Helga Serôdio recorre ao caso de Maria José para falar do efeito terapêutico destes encontros.

"Ela em 2014 tinha uma memória prodigiosa e tem vindo a perdê-la. Sinto que quando ela vem aqui trabalha a memória, puxa por ela. Às vezes ao fim do dia liga-me a dizer que se lembrou de um determinado nome," diz Helga Serôdio. "Estamos a construir memória futura enquanto trabalhamos e exercitamos a memória," continua a historiadora.

Um dos episódios que Helga lembra com mais carinho foi proporcionado precisamente por Maria José, que a historiadora classifica como "uma marota".

Num certo momento, Maria José pediu a Helga para projetar uma fotografia que a louletana guardava em casa há muitas décadas. Era a fotografia de um baile de há 50 anos onde dançavam a amiga, Rosa, e o namorado da altura, o Sr. Pinguinha, figura presente em muitas sessões. A amiga Rosa vive em Lisboa, mas para essa sessão, Maria José pediu-lhe que a visitasse em Loulé e a acompanhasse ao encontro no Museu. Nada lhe disse sobre o que havia planeado com Helga. Com o Sr. Pinguinha numa ponta da sala e a amiga na outra, Maria José piscou o olho à historiadora, sinalizando que era o momento de exibir a dita fotografia. Reconhecendo-se na imagem projetada na parede, o Sr. Pinguinha levanta-se de imediato. A amiga Rosa fez o mesmo e os dois ex-namorados reencontram-se pela primeira vez em décadas, abraçando-se com ternura e emoção.

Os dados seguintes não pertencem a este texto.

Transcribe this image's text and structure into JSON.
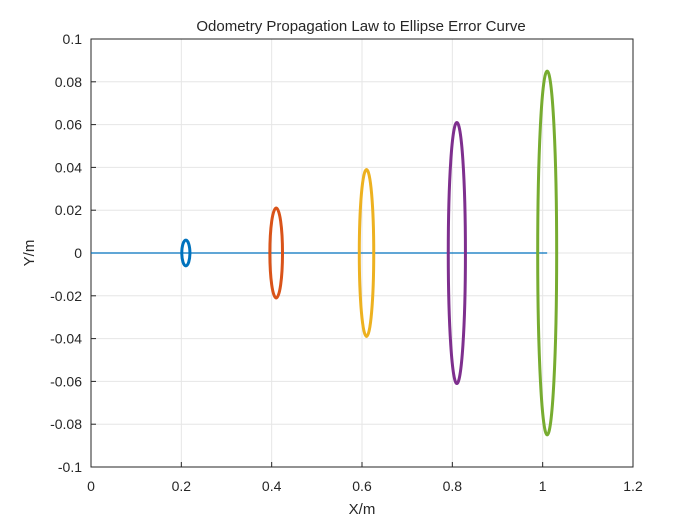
{
  "chart_data": {
    "type": "line",
    "title": "Odometry Propagation Law to  Ellipse Error Curve",
    "xlabel": "X/m",
    "ylabel": "Y/m",
    "xlim": [
      0,
      1.2
    ],
    "ylim": [
      -0.1,
      0.1
    ],
    "xticks": [
      "0",
      "0.2",
      "0.4",
      "0.6",
      "0.8",
      "1",
      "1.2"
    ],
    "yticks": [
      "0.1",
      "0.08",
      "0.06",
      "0.04",
      "0.02",
      "0",
      "-0.02",
      "-0.04",
      "-0.06",
      "-0.08",
      "-0.1"
    ],
    "grid": true,
    "path": {
      "x": [
        0,
        1.01
      ],
      "y": [
        0,
        0
      ],
      "color": "#0072BD"
    },
    "ellipses": [
      {
        "cx": 0.21,
        "cy": 0,
        "rx": 0.009,
        "ry": 0.006,
        "color": "#0072BD"
      },
      {
        "cx": 0.41,
        "cy": 0,
        "rx": 0.014,
        "ry": 0.021,
        "color": "#D95319"
      },
      {
        "cx": 0.61,
        "cy": 0,
        "rx": 0.016,
        "ry": 0.039,
        "color": "#EDB120"
      },
      {
        "cx": 0.81,
        "cy": 0,
        "rx": 0.019,
        "ry": 0.061,
        "color": "#7E2F8E"
      },
      {
        "cx": 1.01,
        "cy": 0,
        "rx": 0.021,
        "ry": 0.085,
        "color": "#77AC30"
      }
    ]
  }
}
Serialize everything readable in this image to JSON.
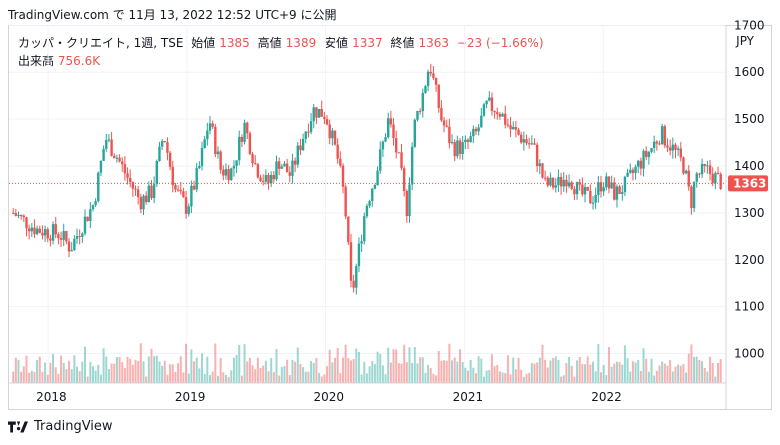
{
  "header": {
    "text": "TradingView.com で 11月 13, 2022 12:52 UTC+9 に公開"
  },
  "legend": {
    "symbol": "カッパ・クリエイト, 1週, TSE",
    "open_label": "始値",
    "open": "1385",
    "high_label": "高値",
    "high": "1389",
    "low_label": "安値",
    "low": "1337",
    "close_label": "終値",
    "close": "1363",
    "change": "−23 (−1.66%)",
    "volume_label": "出来高",
    "volume": "756.6K"
  },
  "currency": "JPY",
  "price_tag": "1363",
  "footer": {
    "brand": "TradingView"
  },
  "colors": {
    "up": "#26a69a",
    "down": "#ef5350",
    "grid": "#f0f3fa",
    "price_line": "#ef5350"
  },
  "chart_data": {
    "type": "candlestick",
    "symbol": "カッパ・クリエイト",
    "interval": "1週",
    "exchange": "TSE",
    "currency": "JPY",
    "y_ticks": [
      1000,
      1100,
      1200,
      1300,
      1400,
      1500,
      1600,
      1700
    ],
    "ylim": [
      950,
      1700
    ],
    "x_ticks": [
      "2018",
      "2019",
      "2020",
      "2021",
      "2022"
    ],
    "last_price": 1363,
    "grid": true,
    "price_anchors": [
      [
        "2017-10-01",
        1300
      ],
      [
        "2017-12-01",
        1265
      ],
      [
        "2018-02-01",
        1255
      ],
      [
        "2018-03-01",
        1225
      ],
      [
        "2018-04-01",
        1275
      ],
      [
        "2018-05-01",
        1320
      ],
      [
        "2018-06-01",
        1460
      ],
      [
        "2018-07-01",
        1420
      ],
      [
        "2018-08-01",
        1370
      ],
      [
        "2018-09-01",
        1325
      ],
      [
        "2018-10-01",
        1345
      ],
      [
        "2018-11-01",
        1470
      ],
      [
        "2018-12-01",
        1350
      ],
      [
        "2019-01-01",
        1310
      ],
      [
        "2019-02-01",
        1390
      ],
      [
        "2019-03-01",
        1500
      ],
      [
        "2019-04-01",
        1390
      ],
      [
        "2019-05-01",
        1390
      ],
      [
        "2019-06-01",
        1490
      ],
      [
        "2019-07-01",
        1400
      ],
      [
        "2019-08-01",
        1360
      ],
      [
        "2019-09-01",
        1410
      ],
      [
        "2019-10-01",
        1380
      ],
      [
        "2019-11-01",
        1460
      ],
      [
        "2019-12-01",
        1520
      ],
      [
        "2020-01-01",
        1510
      ],
      [
        "2020-02-01",
        1420
      ],
      [
        "2020-02-20",
        1330
      ],
      [
        "2020-03-10",
        1120
      ],
      [
        "2020-03-25",
        1200
      ],
      [
        "2020-04-15",
        1310
      ],
      [
        "2020-05-15",
        1390
      ],
      [
        "2020-06-15",
        1500
      ],
      [
        "2020-07-15",
        1400
      ],
      [
        "2020-08-01",
        1300
      ],
      [
        "2020-08-20",
        1480
      ],
      [
        "2020-09-15",
        1560
      ],
      [
        "2020-10-01",
        1620
      ],
      [
        "2020-11-01",
        1500
      ],
      [
        "2020-12-01",
        1440
      ],
      [
        "2021-01-01",
        1440
      ],
      [
        "2021-02-01",
        1470
      ],
      [
        "2021-03-01",
        1530
      ],
      [
        "2021-04-01",
        1520
      ],
      [
        "2021-05-01",
        1480
      ],
      [
        "2021-06-01",
        1460
      ],
      [
        "2021-07-01",
        1440
      ],
      [
        "2021-08-01",
        1360
      ],
      [
        "2021-09-01",
        1360
      ],
      [
        "2021-10-01",
        1380
      ],
      [
        "2021-11-01",
        1340
      ],
      [
        "2021-12-01",
        1330
      ],
      [
        "2022-01-01",
        1370
      ],
      [
        "2022-02-01",
        1340
      ],
      [
        "2022-03-01",
        1360
      ],
      [
        "2022-04-01",
        1400
      ],
      [
        "2022-05-01",
        1430
      ],
      [
        "2022-06-01",
        1470
      ],
      [
        "2022-07-01",
        1440
      ],
      [
        "2022-08-01",
        1400
      ],
      [
        "2022-08-20",
        1320
      ],
      [
        "2022-09-01",
        1380
      ],
      [
        "2022-10-01",
        1390
      ],
      [
        "2022-11-11",
        1363
      ]
    ],
    "volume_note": "weekly volume bars at bottom (thousands)",
    "last_volume_k": 756.6
  }
}
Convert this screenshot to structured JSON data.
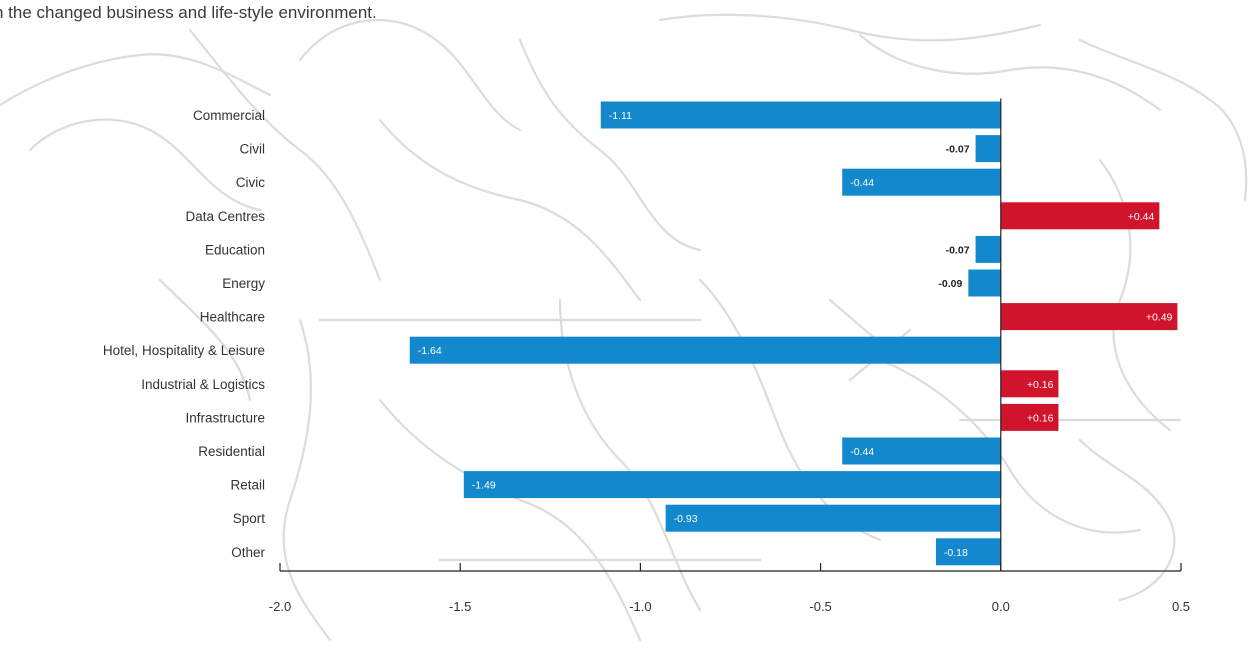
{
  "intro_text": "n the changed business and life-style environment.",
  "colors": {
    "negative": "#1488cc",
    "positive": "#d0142c",
    "axis": "#222222",
    "background_lines": "#dcdcdc"
  },
  "chart_data": {
    "type": "bar",
    "orientation": "horizontal",
    "title": "",
    "xlabel": "",
    "ylabel": "",
    "categories": [
      "Commercial",
      "Civil",
      "Civic",
      "Data Centres",
      "Education",
      "Energy",
      "Healthcare",
      "Hotel, Hospitality & Leisure",
      "Industrial & Logistics",
      "Infrastructure",
      "Residential",
      "Retail",
      "Sport",
      "Other"
    ],
    "values": [
      -1.11,
      -0.07,
      -0.44,
      0.44,
      -0.07,
      -0.09,
      0.49,
      -1.64,
      0.16,
      0.16,
      -0.44,
      -1.49,
      -0.93,
      -0.18
    ],
    "value_labels": [
      "-1.11",
      "-0.07",
      "-0.44",
      "+0.44",
      "-0.07",
      "-0.09",
      "+0.49",
      "-1.64",
      "+0.16",
      "+0.16",
      "-0.44",
      "-1.49",
      "-0.93",
      "-0.18"
    ],
    "xlim": [
      -2.0,
      0.5
    ],
    "xticks": [
      -2.0,
      -1.5,
      -1.0,
      -0.5,
      0.0,
      0.5
    ],
    "xtick_labels": [
      "-2.0",
      "-1.5",
      "-1.0",
      "-0.5",
      "0.0",
      "0.5"
    ],
    "grid": false,
    "legend": "none"
  }
}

"O reencontro parou por ali porque a esposa do Sr. Pinguinha estava sentada ao lado do marido, mas foi um dos momentos altos destes encontros," lembra, divertida, Helga Serôdio.

Maria José não se lembrou de contar esta história ao DN antes de se despedir do grupo no final da primeira sessão do ano de "Desculpe, como me chamo?" Não parece do tipo de exibir-se de tal ardil, preferindo deixar sementes, semeando silenciosamente o caos e a confusão.

"Vem aí o meu álbum de casamento. A menina Helga está a preparar-se para me fazer a surpresa, que eu já percebi," diz Maria José.

Fica a dica para a próxima sessão.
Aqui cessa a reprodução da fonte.